Abusing Microsoft Intune to Bypass Conditional Access and Exfiltrate Credentials

TLDR: Microsoft Intune’s enrollment process and the Intune Management Extension (SideCar) contain design-level weaknesses that allow attackers to register rogue devices and exfiltrate sensitive configuration data. By impersonating the Intune Company Portal client, an attacker can bypass Conditional Access policies that require compliant devices. This research, presented at Black Hat 2024, provides a clear path for red teamers to compromise cloud and on-premise environments using the new Pytune tool.

Modern enterprise security relies heavily on the assumption that if a device is managed by Intune, it is inherently trustworthy. We build Conditional Access policies around this, blocking access to sensitive resources unless a device is marked as "compliant." This research shatters that assumption. By reverse-engineering the Intune enrollment protocol and the communication flow of the Intune Management Extension, it is possible to register arbitrary devices and trick the management server into treating them as legitimate corporate assets.

The Mechanics of the Enrollment Bypass

The core of this attack lies in the fact that the Intune enrollment process does not strictly validate the hardware identity of the device during the initial handshake. When a user registers a device, the Intune Company Portal client authenticates to Microsoft Entra ID and then requests an enrollment endpoint from Microsoft Graph.

The vulnerability exists because the enrollment service relies on the client to identify itself. By using roadtx to handle the initial authentication, an attacker can capture the necessary tokens and then use the Intune Company Portal client ID to initiate the enrollment. Because the service trusts the client ID, it does not enforce device compliance checks during the registration phase.

Once the rogue device is enrolled, it can participate in the OMA-DM (Open Mobile Alliance Device Management) protocol. This is where the real damage happens. The management server sends SyncML requests to the device to enforce policies. An attacker can respond to these requests, effectively "checking in" as a managed device. If a Conditional Access policy is configured to require a compliant device, the attacker simply needs to ensure their rogue device reports the expected compliance status, which is trivial once the communication channel is established.

Exfiltrating Credentials via SideCar

Beyond simple access, the Intune Management Extension, often referred to as SideCar, provides a massive attack surface. SideCar is responsible for pushing Win32 applications and PowerShell scripts to Windows endpoints. When an IT administrator deploys an application, the device downloads an encrypted .intunewin file.

The decryption key for these files is tied to the device’s certificate. Since our rogue device is now "managed," it possesses a valid device certificate. We can use this certificate to decrypt the .intunewin packages.

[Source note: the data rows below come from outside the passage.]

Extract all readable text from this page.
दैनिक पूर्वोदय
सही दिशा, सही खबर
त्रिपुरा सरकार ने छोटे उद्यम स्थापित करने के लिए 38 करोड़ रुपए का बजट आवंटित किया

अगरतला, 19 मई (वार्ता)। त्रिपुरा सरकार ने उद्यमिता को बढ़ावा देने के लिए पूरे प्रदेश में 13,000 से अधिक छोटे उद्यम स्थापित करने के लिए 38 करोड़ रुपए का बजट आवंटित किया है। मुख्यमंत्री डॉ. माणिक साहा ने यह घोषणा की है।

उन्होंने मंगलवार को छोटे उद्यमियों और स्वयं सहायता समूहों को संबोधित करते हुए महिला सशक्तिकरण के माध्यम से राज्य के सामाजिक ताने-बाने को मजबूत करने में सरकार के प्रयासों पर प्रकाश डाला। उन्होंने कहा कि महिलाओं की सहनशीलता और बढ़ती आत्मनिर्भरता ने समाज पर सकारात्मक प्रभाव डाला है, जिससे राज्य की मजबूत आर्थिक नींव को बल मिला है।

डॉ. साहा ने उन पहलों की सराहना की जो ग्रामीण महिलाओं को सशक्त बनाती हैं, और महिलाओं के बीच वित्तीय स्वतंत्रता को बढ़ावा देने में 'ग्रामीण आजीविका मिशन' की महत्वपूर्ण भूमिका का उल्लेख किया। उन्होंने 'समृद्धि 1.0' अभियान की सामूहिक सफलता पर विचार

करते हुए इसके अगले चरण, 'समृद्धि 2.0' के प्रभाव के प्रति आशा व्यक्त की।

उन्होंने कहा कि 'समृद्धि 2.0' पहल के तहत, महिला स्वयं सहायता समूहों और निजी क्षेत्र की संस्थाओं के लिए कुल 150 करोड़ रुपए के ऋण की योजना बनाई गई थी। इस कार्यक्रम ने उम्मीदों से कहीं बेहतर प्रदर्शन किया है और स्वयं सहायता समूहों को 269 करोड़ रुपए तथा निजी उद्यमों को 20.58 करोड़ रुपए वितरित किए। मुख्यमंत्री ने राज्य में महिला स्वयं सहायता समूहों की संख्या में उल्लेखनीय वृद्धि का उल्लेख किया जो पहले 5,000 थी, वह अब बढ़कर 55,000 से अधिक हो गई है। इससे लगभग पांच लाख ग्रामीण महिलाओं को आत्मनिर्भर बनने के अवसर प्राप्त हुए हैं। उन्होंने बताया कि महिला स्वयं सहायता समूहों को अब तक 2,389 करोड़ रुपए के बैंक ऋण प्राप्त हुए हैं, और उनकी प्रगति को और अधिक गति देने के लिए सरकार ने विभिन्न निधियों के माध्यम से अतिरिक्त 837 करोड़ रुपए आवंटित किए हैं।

In many enterprise environments, these packages contain sensitive installation scripts, including hardcoded local administrator credentials, VPN configuration files, and Wi-Fi pre-shared keys.

The following command demonstrates how the Pytune tool interacts with the SideCar gateway to pull these configurations:

python3 pytune.py download_apps -d Windows_pytune -r Windows_pytune_mdm.pfx

During testing, this technique consistently yielded sensitive configuration data. For a pentester, this is a goldmine. You are no longer just a user with a valid token; you are a managed endpoint with the ability to pull down the same software and scripts that the organization pushes to its own fleet.

Real-World Impact and Engagement Strategy

On a red team engagement, this technique changes the game. You no longer need to phish a user and then wait for them to log into a corporate-managed machine. You can perform the entire attack from a Linux box. If you have a set of stolen credentials, you can register your own "device," bypass the "Require compliant device" policy, and then use the SideCar extension to pull down internal tools or credentials that might be stored in deployment scripts.

This falls squarely under OWASP A01:2021-Broken Access Control. The system assumes that the device identity is immutable and verified, but the protocol allows for the registration of unauthorized devices that can then request and receive sensitive configuration data.

Hardening Your Environment

Defending against this is difficult because the behavior is largely "by design" in how Microsoft handles enrollment. However, you can significantly raise the cost of the attack. First, ensure that your Conditional Access policies are not just relying on device compliance. Require Multi-Factor Authentication (MFA) for all access, and do not exclude Intune from these policies.

Many organizations exclude Intune from MFA requirements to avoid breaking the enrollment flow for new users. This is a mistake. If you must have exclusions, use Application Filters to limit the scope of what those excluded applications can do. Finally, audit your Win32 application deployments. If you are pushing scripts that contain secrets, you are essentially distributing those secrets to every device in your fleet. Move those secrets to a dedicated secret management solution like Azure Key Vault.

The era of trusting a device simply because it shows up in your Intune console is over. If you are a researcher or a pentester, start looking at the OMA-DM traffic in your next engagement. You will likely find that the management plane is far more accessible than the documentation suggests.